Em cada julgamento o arguido não está sozinho naquele banco de madeira. A Justiça senta-se ao seu lado, com os mesmos receios, suor nas mãos, olhar de preocupação de quem não tem advogado que a ampare. É uma «justiça-arguida» em cada audiência, cada entrevista, ou aparição em público. Uma justiça incapaz do distanciamento bastante para exprimir a sua convicção – livre da imagem da sua cabeça na guilhotina. Uma justiça que esqueceu a sua família, a sua linhagem, que olvidou a sua herança. Pior, faz-se ouvir ao arrepio do legado que recebeu. Um legado nobre, porém, abandonado. Que a afasta da sua origem fundamental no Estado de Direito – que se diz democrático. Assim, nas decisões que toma, tem uma necessidade desmesurada dos aplausos nas bancadas, onde se vai travestindo entre cervejas e tremoços, sentando-se à mesa dos revoltados e populistas de programas da manhã.

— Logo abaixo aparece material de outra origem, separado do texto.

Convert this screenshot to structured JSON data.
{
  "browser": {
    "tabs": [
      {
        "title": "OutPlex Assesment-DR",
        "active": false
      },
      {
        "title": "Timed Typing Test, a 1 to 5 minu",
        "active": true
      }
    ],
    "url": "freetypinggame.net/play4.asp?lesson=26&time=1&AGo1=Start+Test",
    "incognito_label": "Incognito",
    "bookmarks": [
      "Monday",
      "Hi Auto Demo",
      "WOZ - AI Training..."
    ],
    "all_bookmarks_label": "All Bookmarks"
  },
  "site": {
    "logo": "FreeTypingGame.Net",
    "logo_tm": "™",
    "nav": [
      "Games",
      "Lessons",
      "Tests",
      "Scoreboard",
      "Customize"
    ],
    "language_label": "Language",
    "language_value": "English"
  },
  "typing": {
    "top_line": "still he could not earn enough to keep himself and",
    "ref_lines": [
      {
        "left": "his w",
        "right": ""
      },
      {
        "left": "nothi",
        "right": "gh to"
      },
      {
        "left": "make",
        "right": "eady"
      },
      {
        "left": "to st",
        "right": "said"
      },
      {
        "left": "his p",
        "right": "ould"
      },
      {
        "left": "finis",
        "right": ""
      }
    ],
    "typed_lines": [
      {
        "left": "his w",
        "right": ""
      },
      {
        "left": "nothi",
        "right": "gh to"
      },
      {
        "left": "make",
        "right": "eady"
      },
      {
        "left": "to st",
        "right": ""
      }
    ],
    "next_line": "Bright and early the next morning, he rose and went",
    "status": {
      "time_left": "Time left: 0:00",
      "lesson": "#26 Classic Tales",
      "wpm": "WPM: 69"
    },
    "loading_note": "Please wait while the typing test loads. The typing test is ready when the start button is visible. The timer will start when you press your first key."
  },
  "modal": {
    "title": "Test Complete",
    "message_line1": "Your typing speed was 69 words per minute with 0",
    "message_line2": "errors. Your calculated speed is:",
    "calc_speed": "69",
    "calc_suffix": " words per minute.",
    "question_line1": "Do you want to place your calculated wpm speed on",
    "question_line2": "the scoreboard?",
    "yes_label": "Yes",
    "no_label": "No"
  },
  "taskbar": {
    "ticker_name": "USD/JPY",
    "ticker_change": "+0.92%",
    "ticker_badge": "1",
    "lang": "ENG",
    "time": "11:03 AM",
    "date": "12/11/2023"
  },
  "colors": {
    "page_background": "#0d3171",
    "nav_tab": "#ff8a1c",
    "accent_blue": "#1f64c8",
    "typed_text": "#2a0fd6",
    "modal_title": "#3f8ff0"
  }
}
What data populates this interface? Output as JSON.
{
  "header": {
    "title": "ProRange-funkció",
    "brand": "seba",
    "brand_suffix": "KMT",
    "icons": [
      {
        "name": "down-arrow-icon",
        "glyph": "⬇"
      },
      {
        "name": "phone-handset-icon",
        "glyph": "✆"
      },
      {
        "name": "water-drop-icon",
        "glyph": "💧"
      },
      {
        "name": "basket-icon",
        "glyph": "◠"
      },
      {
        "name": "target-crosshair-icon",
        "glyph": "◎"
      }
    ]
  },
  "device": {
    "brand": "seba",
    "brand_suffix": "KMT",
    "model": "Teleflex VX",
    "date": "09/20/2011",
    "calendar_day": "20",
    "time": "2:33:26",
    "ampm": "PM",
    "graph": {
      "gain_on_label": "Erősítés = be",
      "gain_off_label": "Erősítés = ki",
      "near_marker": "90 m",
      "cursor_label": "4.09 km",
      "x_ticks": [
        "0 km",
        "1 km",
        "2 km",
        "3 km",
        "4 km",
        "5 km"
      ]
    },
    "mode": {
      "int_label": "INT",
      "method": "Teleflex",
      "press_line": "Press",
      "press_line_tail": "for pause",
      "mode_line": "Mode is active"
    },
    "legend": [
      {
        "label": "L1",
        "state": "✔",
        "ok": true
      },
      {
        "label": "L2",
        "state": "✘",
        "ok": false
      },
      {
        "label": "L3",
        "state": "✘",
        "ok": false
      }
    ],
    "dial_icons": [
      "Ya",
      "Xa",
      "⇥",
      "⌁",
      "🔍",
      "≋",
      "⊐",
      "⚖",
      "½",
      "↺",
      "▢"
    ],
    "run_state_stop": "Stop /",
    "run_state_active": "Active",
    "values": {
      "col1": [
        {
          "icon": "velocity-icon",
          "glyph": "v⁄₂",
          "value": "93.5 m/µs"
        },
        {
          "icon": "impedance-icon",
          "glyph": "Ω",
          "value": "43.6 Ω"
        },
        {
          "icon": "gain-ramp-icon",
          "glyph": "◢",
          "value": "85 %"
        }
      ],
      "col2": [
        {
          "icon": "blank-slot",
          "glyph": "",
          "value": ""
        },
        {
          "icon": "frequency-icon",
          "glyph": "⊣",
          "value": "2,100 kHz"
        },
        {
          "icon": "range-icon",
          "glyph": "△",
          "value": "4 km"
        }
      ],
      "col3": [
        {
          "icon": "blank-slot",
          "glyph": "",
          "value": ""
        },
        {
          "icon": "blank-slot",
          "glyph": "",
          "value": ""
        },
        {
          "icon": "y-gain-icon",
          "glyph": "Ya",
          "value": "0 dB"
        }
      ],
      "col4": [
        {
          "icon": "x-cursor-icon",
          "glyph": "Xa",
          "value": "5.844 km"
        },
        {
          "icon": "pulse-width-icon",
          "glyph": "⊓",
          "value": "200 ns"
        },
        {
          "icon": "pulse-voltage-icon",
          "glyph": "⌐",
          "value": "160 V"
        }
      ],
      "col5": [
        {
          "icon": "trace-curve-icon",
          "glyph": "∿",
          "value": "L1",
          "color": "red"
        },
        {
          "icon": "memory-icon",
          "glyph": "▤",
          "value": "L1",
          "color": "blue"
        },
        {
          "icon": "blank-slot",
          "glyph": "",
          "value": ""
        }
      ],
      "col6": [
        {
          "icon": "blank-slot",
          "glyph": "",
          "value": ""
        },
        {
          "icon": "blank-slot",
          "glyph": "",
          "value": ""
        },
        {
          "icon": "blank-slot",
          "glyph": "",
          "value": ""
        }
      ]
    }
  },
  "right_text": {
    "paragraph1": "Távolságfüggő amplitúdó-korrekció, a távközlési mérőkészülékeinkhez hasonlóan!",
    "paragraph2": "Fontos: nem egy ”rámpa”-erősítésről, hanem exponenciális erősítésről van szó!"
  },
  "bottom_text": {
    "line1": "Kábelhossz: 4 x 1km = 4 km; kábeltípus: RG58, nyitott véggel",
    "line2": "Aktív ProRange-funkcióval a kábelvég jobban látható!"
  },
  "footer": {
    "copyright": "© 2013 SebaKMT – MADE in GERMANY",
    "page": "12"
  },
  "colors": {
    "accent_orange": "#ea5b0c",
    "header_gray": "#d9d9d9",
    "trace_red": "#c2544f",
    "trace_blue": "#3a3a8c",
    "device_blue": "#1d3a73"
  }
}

A Justiça procura hoje recuperar a sua imagem de soberania, agradando a quem a defraudou. Tomando partidos, antecipando movimentos, no fundo, obstaculizando o seu conhecimento, mestria e capacidade de responder com assertividade. A maquilhagem da Justiça só pode acontecer por sentenças e acórdãos corajosos mas acima de tudo, independentes.
Infelizmente, vivemos uma justiça que se deixa assombrar pelos holofotes que lhe são apontados, sendo que pouco mais faz, senão, procurar encantá-los. Não lida bem com o cheiro do estúdio, com o teleponto, nem mesmo com o pano que teima em não fechar num palco tão virado para o mundo. Transpira das mãos quando se ligam os microfones, e de manhã, enquanto toma o seu café, fica expectante a questionar, se decorou bem o texto no domingo, para quando for chamada a depor na segunda-feira, então, saber responder.